The U.S. Army has finalized the plan to consolidate the U.S. Army Europe and U.S. Army Africa Commands into a single entity. The reorganization has been on the Army’s books for months but was confirmed in a release from the U.S. Army on Friday.
The Secretary of the Army, Ryan D. McCarthy, said that the consolidation “enhances global and regional readiness in support of the National Defense Strategy.”
The new command, U.S. Army Europe and Africa or USAREUR-AF, will be headed by the freshly promoted General Christopher G. Cavoli. General Cavoli was nominated for promotion earlier this year and was confirmed by the Senate on September 30. He pinned on his fourth star in early October.
In an interview with Defense News in early October, McCarthy confirmed that General Cavoli’s promotion was an important step in the command restructure.
“That’s why we advocated and pushed hard and got that done because, in his capacity, as U.S. Army Europe commander, he is the joint force land component commander, and in that capacity, if war breaks out on the continent, this is the officer leading all of those NATO elements under that umbrella,” McCarthy said.
General Cavoli has commanded Army Europe since January 2018.

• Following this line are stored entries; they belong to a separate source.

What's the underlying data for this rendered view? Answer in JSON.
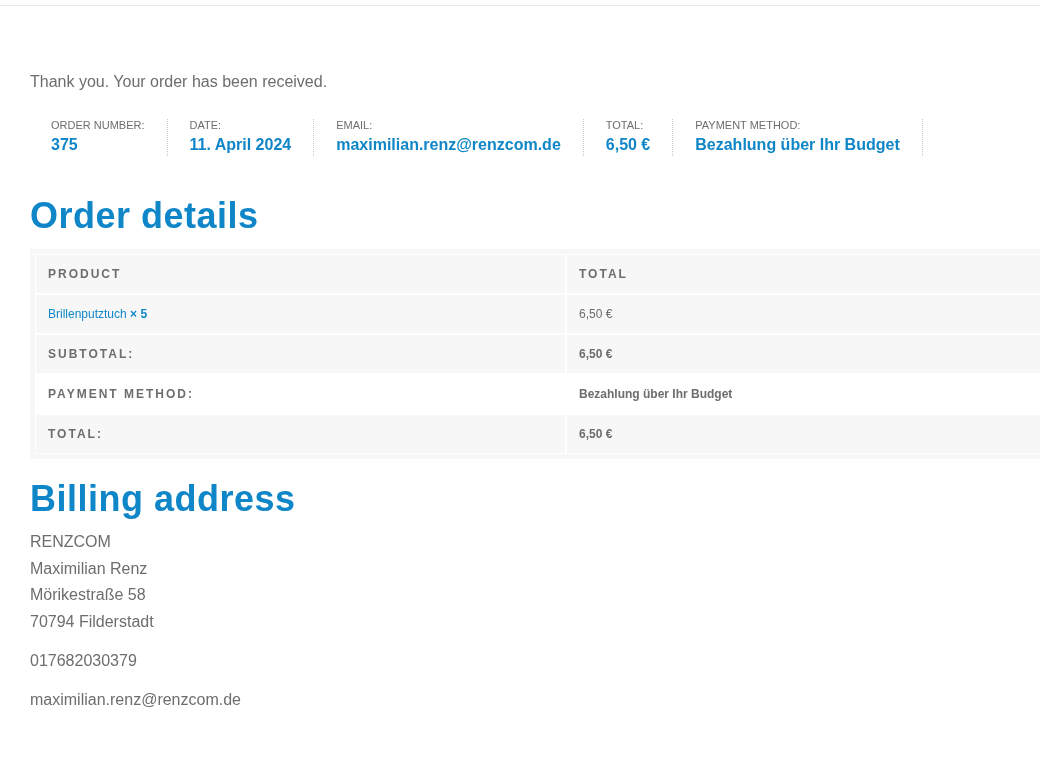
{
  "notice": "Thank you. Your order has been received.",
  "overview": [
    {
      "label": "ORDER NUMBER:",
      "value": "375"
    },
    {
      "label": "DATE:",
      "value": "11. April 2024"
    },
    {
      "label": "EMAIL:",
      "value": "maximilian.renz@renzcom.de"
    },
    {
      "label": "TOTAL:",
      "value": "6,50 €"
    },
    {
      "label": "PAYMENT METHOD:",
      "value": "Bezahlung über Ihr Budget"
    }
  ],
  "order_details": {
    "title": "Order details",
    "columns": [
      "PRODUCT",
      "TOTAL"
    ],
    "rows": [
      {
        "kind": "item",
        "product": "Brillenputztuch **× 5**",
        "total": "6,50 €"
      },
      {
        "kind": "footer",
        "label": "SUBTOTAL:",
        "value": "6,50 €"
      },
      {
        "kind": "footer",
        "label": "PAYMENT METHOD:",
        "value": "Bezahlung über Ihr Budget"
      },
      {
        "kind": "footer",
        "label": "TOTAL:",
        "value": "6,50 €"
      }
    ]
  },
  "billing_address": {
    "title": "Billing address",
    "lines": [
      "RENZCOM",
      "Maximilian Renz",
      "Mörikestraße 58",
      "70794 Filderstadt"
    ],
    "phone": "017682030379",
    "email": "maximilian.renz@renzcom.de"
  }
}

The upgrade of the new command to a four-star billet suggests a brisk refocusing on the strategic importance of Europe.
Retired Army Lieutenant General Ben Hodges told Defense News that “restoring the commanding general of U.S. Army Europe to the rank of general, with four stars, is an important signal to our allies of American commitment and how important Europe is in our strategic thinking.”
“It is therefore also a clear signal to the Kremlin of our resolve,” Lt. Gen Hodges added.
The restructuring comes just weeks after the White House and Polish President Andrzej Duda ratified an agreement repositioning U.S. troops in Poland from locations in Germany.
McCarthy hinted at this in his comments on the restructuring.
“The new structure will increase command and control effectiveness, flexibility, and the capability to conduct large-scale, joint, and multi-domain operations,” he said.
The administration is also considering a consolidation of the subordinate EUCOM and AFRICOM commands despite pushback from the House Armed Services Committee. The consolidation of the Army’s EUCOM and AFRICOM would match how the Air Force and the Navy command structures.
Under the new structure, U.S. Army Africa/Southern European Task Force will be re-designated as the U.S. Army Southern European Task Force, Africa (SETAF-AF) which will be commanded by Major General Rohling.
By consolidating the two Army service component commands, the Army will be able to support missions across the two theaters much more efficiently: a streamlined headquarters will allow for faster order execution especially in situations that would have traversed the previous commands’ boundaries.
What remains unclear is how the new command structure will affect ongoing operations in Africa, especially in the Sahel where Coalition Special Operations Forces have been working to quell a rising tide of extremist violence by and radicalization at the hands of the Islamic State and related factions. Further, it is unclear how the freshly reactivated V Corps and its new rotational forward headquarters in Poznan, Poland will fit into the command’s strategic-level focus.
But the fact remains: the consolidation of command and control under a new four-star general, who will now oversee everything from the Sahel to the Nagorno-Karabakh, suggests a new focus on the proxy influences of Russia, Iran, and Turkey — as well as al-Qaeda and ISIS — on these regions.